UNC needs to say ‘no' to funding offer

from: Chapel Hill Herald, Saturday, December 04, 2004

For most of us, it would be hard to say no to $500,000 a year, especially if it promises to be followed by a gift of $12 million. But "no" is just what UNC should say to the Pope Foundation in response to its generous yet tainted offer to fund a Western civilization minor for undergraduates.

Much of the controversy surrounding the proposed donation is over the Pope family's association with the Pope Center for Higher Education, an aggressive critic of those areas of the UNC curriculum that suggest the scope of undergraduate education might be broader than the traditional Western canon.

The Pope Center's métier is lampooning courses it views as having "overt political content, rabid infatuation with pop culture or sexuality, and abject silliness." One economics course was recently described as entailing "academic navel-gazing, subject matter hardly tangential to the discipline the course is listed under, use of multicultural justification to ward off the previous two criticisms, plus professors tricking undergrads into doing their research for them."

Professors like the English department's Reid Barbour brace at the Pope Center's "tone of hostility ... the mocking, vicious hostility." This reaction is particularly telling given that this teacher of Elizabethan fiction has interests well aligned with the Popes' putative focus.

The most basic problem with the proposed minor is the simple fact that the program is not needed.
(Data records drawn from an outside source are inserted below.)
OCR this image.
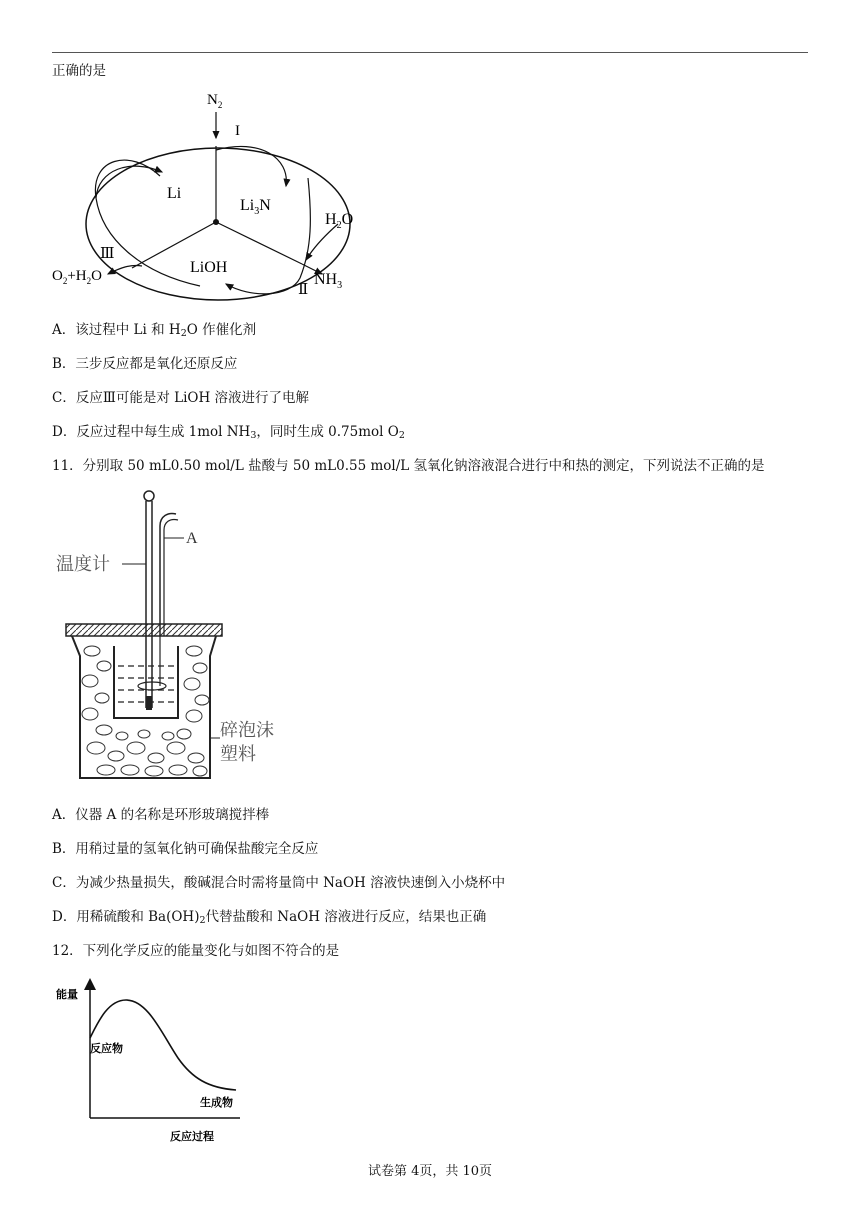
正确的是
$N_2$
I
Li
$Li_3N$
$H_2O$
Ⅲ
$O_2+H_2O$	LiOH
Ⅱ
$NH_3$
A．该过程中 Li 和 $H_2O$ 作催化剂
B．三步反应都是氧化还原反应
C．反应Ⅲ可能是对 LiOH 溶液进行了电解
D．反应过程中每生成 1mol $NH_3$，同时生成 0.75mol $O_2$
11．分别取 50 mL0.50 mol/L 盐酸与 50 mL0.55 mol/L 氢氧化钠溶液混合进行中和热的测定，下列说法不正确的是
温度计
A
碎泡沫
塑料
A．仪器 A 的名称是环形玻璃搅拌棒
B．用稍过量的氢氧化钠可确保盐酸完全反应
C．为减少热量损失，酸碱混合时需将量筒中 NaOH 溶液快速倒入小烧杯中
D．用稀硫酸和 $Ba(OH)_2$代替盐酸和 NaOH 溶液进行反应，结果也正确
12．下列化学反应的能量变化与如图不符合的是
能量
反应物
生成物
反应过程
试卷第 4页，共 10页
The review committee that recently completed a thorough update of the undergraduate curriculum identified no need for such a minor. In fact, the committee was hesitant to require even a single course in Western civilization given the broad exposure students already receive on related topics.

The 2003 update to the curriculum requires coursework equivalent to what has been suggested for the Western civilization minor. Consider the requirement that "all students must successfully complete one course in philosophical analysis that contains significant content in ethics or moral reasoning."

If students complete this requirement in the most straightforward manner, by taking the philosophy department's Introduction to Ethics, they will study "a few of the best books ever written on moral theory: Plato's 'Republic,' Aristotle's 'Nicomachean Ethics,' Kant's 'Groundwork for the Metaphysics of Morals' and Mill's 'Utilitarianism.'"

It is noteworthy that these are exactly the kind of writers whose study the Pope Center for Higher Education would like to promote. There are none of those feminist or multicultural perspectives that stick in the craw of the Pope Center.

Students are also now required to complete one course in "the North Atlantic world," meaning an aspect of U.S. or Western European studies. Thus the current curriculum requires all students to take the two introductory courses in Western culture that the proposed minor would stipulate.

That said, the existence and nature of the Pope Center for Higher Education very much argues against the university accepting curricular support from the Popes. Their launching the center makes it clear that they wish to encourage a vicious attack on the university. Religious studies professor Carl Ernst characterized them as "people who actually want to undermine academic expertise."

The Pope Center has branded criticism of the Western civilization proposal from distinguished faculty members as a "smear campaign by fearful radicals." Neither Art Pope, the Pope Foundation's president (who also sits on the board of the Pope Center), nor anyone else at the foundation has stepped forward to disavow this characterization.

It can hardly be viewed as coincidental that the area the Pope Foundation is interested in funding is so much in line with the reactionary agenda of the Pope Center. The claim that the two groups are in any meaningful sense independent of one another seems to have little merit.

There is a great irony in the Pope Center's wanting to promote Western civilization while attacking a university that is the embodiment thereof. In shunning the traditions of inquiry, discourse, and argumentation that are the foundation of academia, the Pope Center aims its barbs at the Enlightenment itself.

Economics professor William Darity, whose course was among those savaged recently by the Pope Center, said, "I think the intent of the Popes is to alter the shape of the university's curriculum in a direction they prefer."

Today, the Pope Center has little credibility for its vituperative smears. It operates in the familiar attack-dog style of so much of the far right, the Limbaughs, O'Reillys and Coulters of the world.

By accepting the Pope donation, UNC would legitimize them with the stature of those qualified to advise the university on its curricular goals. The Popes have done nothing to merit such legitimacy. The university should send the Popes and their millions packing.